Thursday, January 25, 2007

Title

Proposed titles for future blog entries:
(1) Stark Raving Calm
(2) I know, put my earmuffs on the cookie.
(3) My dog is smarter than me.
(4) He's my brother, but he's still heavy.




My first week of classes is over. (I only have a seminar on Fridays, but it's just an organization meeting tomorrow, and I don't think I have anything to contribute. I may go anyway, as a prelude to T.G.I.F. at the B.R.B.. It was really good. I'm sitting in on a lot of classes, and so far all of them are very interesting. One of them is something is Teaching Secondary Mathematics: Theories and Practices, and I've been very pleasantly surprised. I figured, quite correctly, that a lot of it would be discussion, but I'm happy to report that we've been discussing some issues that I haven't really thought about before, and that definitely deserve some thought.

Here are some that come to mind. Consider the "fact" that:

6 = Sqrt[36] = Sqrt[(4)(9)] = Sqrt[(-4)(-9)] = Sqrt[-4] Sqrt[-9] = (2i)(3i) = -6.


Obviously something is wrong here, because otherwise math is broken. But what exactly is wrong, and how on earth would you explain it to a high school student?

Something we talked about today is the difference between 2/0 and 0/0. They're both mathematical bad eggs, but one of the instructors of the class, Dave Bock, suggested that the two are, in fact, rather different. He called the first undefined, and the second indeterminate. He cited some pretty decent reasons for this distinction, and he did so without resorting to limits or advanced algebra. He did it based on the idea that a fraction a/b is the number which solves the equation b x = a. Using this logic, 2/0 can't be a number (because 0 times anything is 0), but 0/0 could be any number (again because 0 times anything is 0). We also talked about 0 raised to the 0 power, which is sometimes considered to be 1, and is sometimes considered undefined.

What I'm realizing now is that although we talked a little about the pure mathematical, foundational type reasons for defining things one way or another, the discussion leaders always steered things back to questions about how teachers can and do present these things to students. How can teachers help students make sense of these seemingly (and sometimes actually) arbitrary rules? How can we help them learn this stuff in a way that they'll remember it because they absorbed it into their structure of understanding, and not just their structure of random memory?

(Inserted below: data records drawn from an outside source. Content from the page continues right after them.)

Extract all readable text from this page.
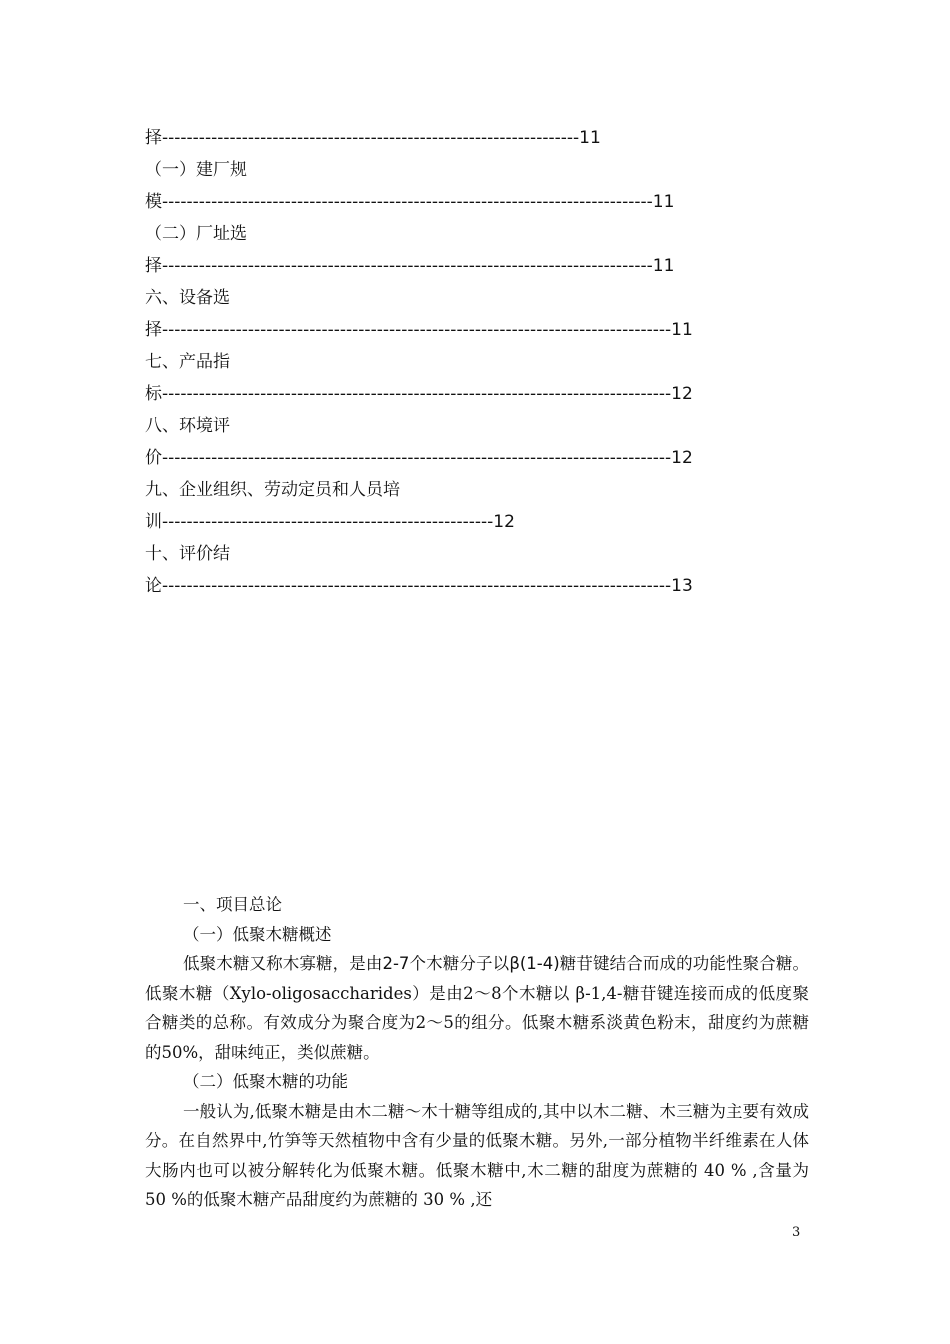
择--------------------------------------------------------------------11
（一）建厂规
模--------------------------------------------------------------------------------11
（二）厂址选
择--------------------------------------------------------------------------------11
六、设备选
择-----------------------------------------------------------------------------------11
七、产品指
标-----------------------------------------------------------------------------------12
八、环境评
价-----------------------------------------------------------------------------------12
九、企业组织、劳动定员和人员培
训------------------------------------------------------12
十、评价结
论-----------------------------------------------------------------------------------13

一、项目总论

（一）低聚木糖概述

低聚木糖又称木寡糖，是由2-7个木糖分子以β(1-4)糖苷键结合而成的功能性聚合糖。 低聚木糖（Xylo-oligosaccharides）是由2～8个木糖以 β-1,4-糖苷键连接而成的低度聚合糖类的总称。有效成分为聚合度为2～5的组分。低聚木糖系淡黄色粉末，甜度约为蔗糖的50%，甜味纯正，类似蔗糖。

（二）低聚木糖的功能

一般认为,低聚木糖是由木二糖～木十糖等组成的,其中以木二糖、木三糖为主要有效成分。在自然界中,竹笋等天然植物中含有少量的低聚木糖。另外,一部分植物半纤维素在人体大肠内也可以被分解转化为低聚木糖。低聚木糖中,木二糖的甜度为蔗糖的 40 % ,含量为 50 %的低聚木糖产品甜度约为蔗糖的 30 % ,还

3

Here's one more issue that I found extremely interesting. It started because we were talking about the FOIL method of multiplying two binomials, and how much it sucks in regards to student understanding and extension to more difficult situations. We talked about learning to use the distributive property, and some nice graphical representations of that.

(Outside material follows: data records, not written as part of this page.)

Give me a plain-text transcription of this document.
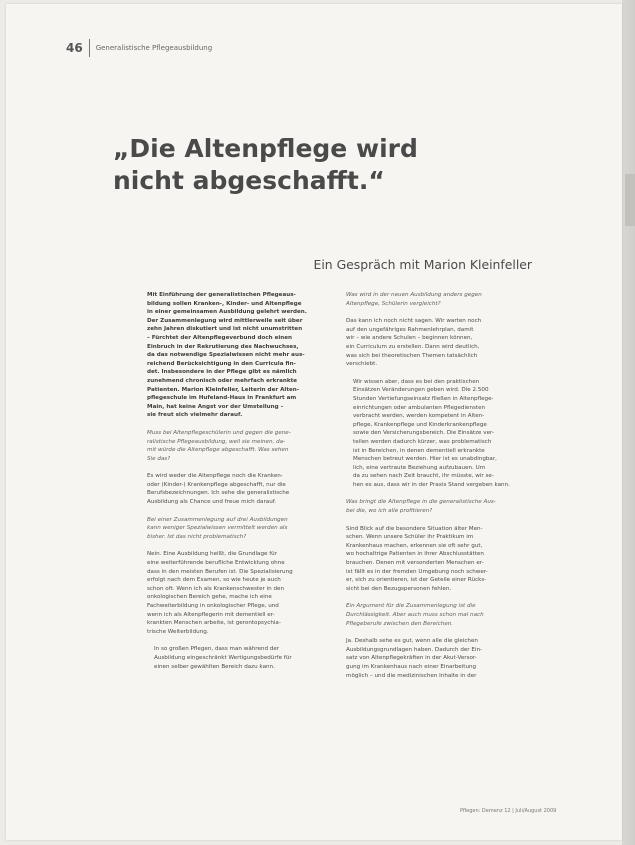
46 Generalistische Pflegeausbildung
„Die Altenpflege wird
nicht abgeschafft.“
Ein Gespräch mit Marion Kleinfeller

Mit Einführung der generalistischen Pflegeaus-

bildung sollen Kranken-, Kinder- und Altenpflege

in einer gemeinsamen Ausbildung gelehrt werden.

Der Zusammenlegung wird mittlerweile seit über

zehn Jahren diskutiert und ist nicht unumstritten

– Fürchtet der Altenpflegeverbund doch einen

Einbruch in der Rekrutierung des Nachwuchses,

da das notwendige Spezialwissen nicht mehr aus-

reichend Berücksichtigung in den Curricula fin-

det. Insbesondere in der Pflege gibt es nämlich

zunehmend chronisch oder mehrfach erkrankte

Patienten. Marion Kleinfeller, Leiterin der Alten-

pflegeschule im Hufeland-Haus in Frankfurt am

Main, hat keine Angst vor der Umstellung –

sie freut sich vielmehr darauf.

Muss bei Altenpflegeschülerin und gegen die gene-

ralistische Pflegeausbildung, weil sie meinen, da-

mit würde die Altenpflege abgeschafft. Was sehen

Sie das?

Es wird weder die Altenpflege noch die Kranken-

oder (Kinder-) Krankenpflege abgeschafft, nur die

Berufsbezeichnungen. Ich sehe die generalistische

Ausbildung als Chance und freue mich darauf.

Bei einer Zusammenlegung auf drei Ausbildungen

kann weniger Spezialwissen vermittelt werden als

bisher. Ist das nicht problematisch?

Nein. Eine Ausbildung heißt, die Grundlage für

eine weiterführende berufliche Entwicklung ohne

dass in den meisten Berufen ist. Die Spezialisierung

erfolgt nach dem Examen, so wie heute je auch

schon oft. Wenn ich als Krankenschwester in den

onkologischen Bereich gehe, mache ich eine

Fachweiterbildung in onkologischer Pflege, und

wenn ich als Altenpflegerin mit dementiell er-

krankten Menschen arbeite, ist gerontopsychia-

trische Weiterbildung.

In so großen Pflegen, dass man während der

Ausbildung eingeschränkt Wertigungsbedürfe für

einen selber gewählten Bereich dazu kann.

Was wird in der neuen Ausbildung anders gegen

Altenpflege, Schülerin vergleicht?

Das kann ich noch nicht sagen. Wir warten noch

auf den ungefähriges Rahmenlehrplan, damit

wir – wie andere Schulen – beginnen können,

ein Curriculum zu erstellen. Dann wird deutlich,

was sich bei theoretischen Themen tatsächlich

verschiebt.

Wir wissen aber, dass es bei den praktischen

Einsätzen Veränderungen geben wird. Die 2.500

Stunden Vertiefungseinsatz fließen in Altenpflege-

einrichtungen oder ambulanten Pflegediensten

verbracht werden, werden kompetent in Alten-

pflege, Krankenpflege und Kinderkrankenpflege

sowie den Versicherungsbereich. Die Einsätze ver-

teilen werden dadurch kürzer, was problematisch

ist in Bereichen, in denen dementiell erkrankte

Menschen betreut werden. Hier ist es unabdingbar,

lich, eine vertraute Beziehung aufzubauen. Um

da zu sehen nach Zeit braucht, ihr müsste, wir se-

hen es aus, dass wir in der Praxis Stand vergeben kann.

Was bringt die Altenpflege in die generalistische Aus-

bei die, wo ich alle profitieren?

Sind Blick auf die besondere Situation älter Men-

schen. Wenn unsere Schüler ihr Praktikum im

Krankenhaus machen, erkennen sie oft sehr gut,

wo hochaltrige Patienten in ihrer Abschlusstätten

brauchen. Denen mit versonderten Menschen er-

ist fällt es in der fremden Umgebung noch schwer-

er, sich zu orientieren, ist der Geteile einer Rücks-

sicht bei den Bezugspersonen fehlen.

Ein Argument für die Zusammenlegung ist die

Durchlässigkeit. Aber auch muss schon mal nach

Pflegeberufe zwischen den Bereichen.

Ja. Deshalb sehe es gut, wenn alle die gleichen

Ausbildungsgrundlagen haben. Dadurch der Ein-

satz von Altenpflegekräften in der Akut-Versor-

gung im Krankenhaus nach einer Einarbeitung

möglich – und die medizinischen Inhalte in der

Pflegen: Demenz 12 | Juli/August 2009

This led to Dave Bock talking about how he's always found it absolutely amazing how algebra, specifically the distributive property, inexplicably captures the very geometric idea of multiplying complex numbers. I was very curious. I said something like, "What is this geometric idea of multiplication? I mean, I know the geometric interpretation of multiplying complex numbers, but to me, this was always something that comes after the algebraic definition."

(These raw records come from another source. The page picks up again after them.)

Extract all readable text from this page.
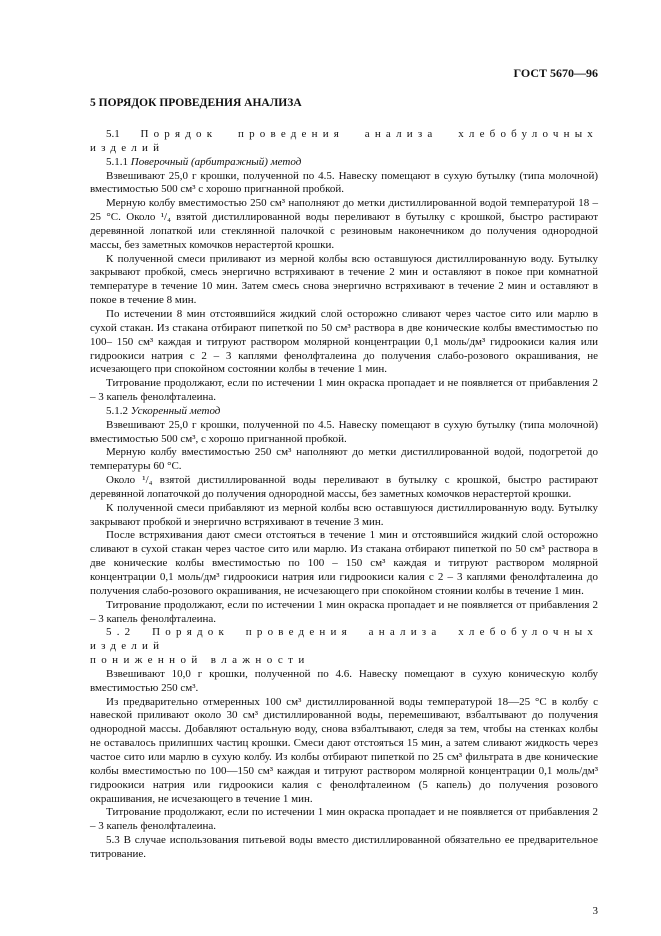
ГОСТ 5670—96
5 ПОРЯДОК ПРОВЕДЕНИЯ АНАЛИЗА

5.1 Порядок проведения анализа хлебобулочных изделий

5.1.1 Поверочный (арбитражный) метод

Взвешивают 25,0 г крошки, полученной по 4.5. Навеску помещают в сухую бутылку (типа молочной) вместимостью 500 см³ с хорошо пригнанной пробкой.

Мерную колбу вместимостью 250 см³ наполняют до метки дистиллированной водой температурой 18 – 25 °С. Около ¹/₄ взятой дистиллированной воды переливают в бутылку с крошкой, быстро растирают деревянной лопаткой или стеклянной палочкой с резиновым наконечником до получения однородной массы, без заметных комочков нерастертой крошки.

К полученной смеси приливают из мерной колбы всю оставшуюся дистиллированную воду. Бутылку закрывают пробкой, смесь энергично встряхивают в течение 2 мин и оставляют в покое при комнатной температуре в течение 10 мин. Затем смесь снова энергично встряхивают в течение 2 мин и оставляют в покое в течение 8 мин.

По истечении 8 мин отстоявшийся жидкий слой осторожно сливают через частое сито или марлю в сухой стакан. Из стакана отбирают пипеткой по 50 см³ раствора в две конические колбы вместимостью по 100– 150 см³ каждая и титруют раствором молярной концентрации 0,1 моль/дм³ гидроокиси калия или гидроокиси натрия с 2 – 3 каплями фенолфталеина до получения слабо-розового окрашивания, не исчезающего при спокойном состоянии колбы в течение 1 мин.

Титрование продолжают, если по истечении 1 мин окраска пропадает и не появляется от прибавления 2 – 3 капель фенолфталеина.

5.1.2 Ускоренный метод

Взвешивают 25,0 г крошки, полученной по 4.5. Навеску помещают в сухую бутылку (типа молочной) вместимостью 500 см³, с хорошо пригнанной пробкой.

Мерную колбу вместимостью 250 см³ наполняют до метки дистиллированной водой, подогретой до температуры 60 °С.

Около ¹/₄ взятой дистиллированной воды переливают в бутылку с крошкой, быстро растирают деревянной лопаточкой до получения однородной массы, без заметных комочков нерастертой крошки.

К полученной смеси прибавляют из мерной колбы всю оставшуюся дистиллированную воду. Бутылку закрывают пробкой и энергично встряхивают в течение 3 мин.

После встряхивания дают смеси отстояться в течение 1 мин и отстоявшийся жидкий слой осторожно сливают в сухой стакан через частое сито или марлю. Из стакана отбирают пипеткой по 50 см³ раствора в две конические колбы вместимостью по 100 – 150 см³ каждая и титруют раствором молярной концентрации 0,1 моль/дм³ гидроокиси натрия или гидроокиси калия с 2 – 3 каплями фенолфталеина до получения слабо-розового окрашивания, не исчезающего при спокойном стоянии колбы в течение 1 мин.

Титрование продолжают, если по истечении 1 мин окраска пропадает и не появляется от прибавления 2 – 3 капель фенолфталеина.

5.2 Порядок проведения анализа хлебобулочных изделий

пониженной влажности

Взвешивают 10,0 г крошки, полученной по 4.6. Навеску помещают в сухую коническую колбу вместимостью 250 см³.

Из предварительно отмеренных 100 см³ дистиллированной воды температурой 18—25 °С в колбу с навеской приливают около 30 см³ дистиллированной воды, перемешивают, взбалтывают до получения однородной массы. Добавляют остальную воду, снова взбалтывают, следя за тем, чтобы на стенках колбы не оставалось прилипших частиц крошки. Смеси дают отстояться 15 мин, а затем сливают жидкость через частое сито или марлю в сухую колбу. Из колбы отбирают пипеткой по 25 см³ фильтрата в две конические колбы вместимостью по 100—150 см³ каждая и титруют раствором молярной концентрации 0,1 моль/дм³ гидроокиси натрия или гидроокиси калия с фенолфталеином (5 капель) до получения розового окрашивания, не исчезающего в течение 1 мин.

Титрование продолжают, если по истечении 1 мин окраска пропадает и не появляется от прибавления 2 – 3 капель фенолфталеина.

5.3 В случае использования питьевой воды вместо дистиллированной обязательно ее предварительное титрование.

3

Dave Bock replied that he thought this was very sad. I decided not to take offense right away, and hear him out. (Yes, I am actually getting somewhat smarter as I get older.)

He explained that when he looks at a complex number a+bi, he sees a single number. The plus sign is kind of artificial, or just algebraically convenient. It is the same sort of thing as the hidden plus sign in the single number "1 and 2/3" = 1 2/3 = 1 + 2/3. When we think of complex numbers sitting in the complex plane, there's no reason for the plus sign to be there. In a way, the plus sign is there exactly because the multiplication of complex numbers, defined in the standard geometric way, obeys these nice algebraic rules when we put the plus sign in there.

(Thinking about it now, I realize that a standard way of defining the complex numbers in certain circles is as the algebraic closure of the real numbers, obtained by adjoining the number i, and that this field extension is isomorphic to the set of all polynomials in i with real coefficients modulo the relation i^2 = -1. This is very much not the way I think of the complex numbers, of course. I think of them of sneaky little bastards that are often uncooperative, and sometimes far too rigid. I love them anyway.)

At the time, I was only preliminarily convinced, but Dave Bock wasn't done messing with my mind. He pointed out the globally recognized difficulty of explaining to a high school student, or elementary student, or college student, or your average adult, why the product of two negative numbers is positive. He posited that this explanation is much like the geometric explanation of multiplication of complex numbers.

I immediately agreed, and was completely convinced. I also wasn't exactly sure why I was so convinced.

I think that the explanation of why (-2)(-2)=4 is that the best way to think of negation is as a reflection. In terms of the real number line, the number -x is the reflection of the number x about 0. When we do two such reflections, we don't change anything. Since negation is multiplication by -1, and not doing anything is multiplication by 1, this means (-1)(-1)=1. Since multiplication ought to be commutative, this means (-2)(-2)=4.

I believe this kind of thinking is exactly how one makes sense, geometrically, of multiplying complex numbers.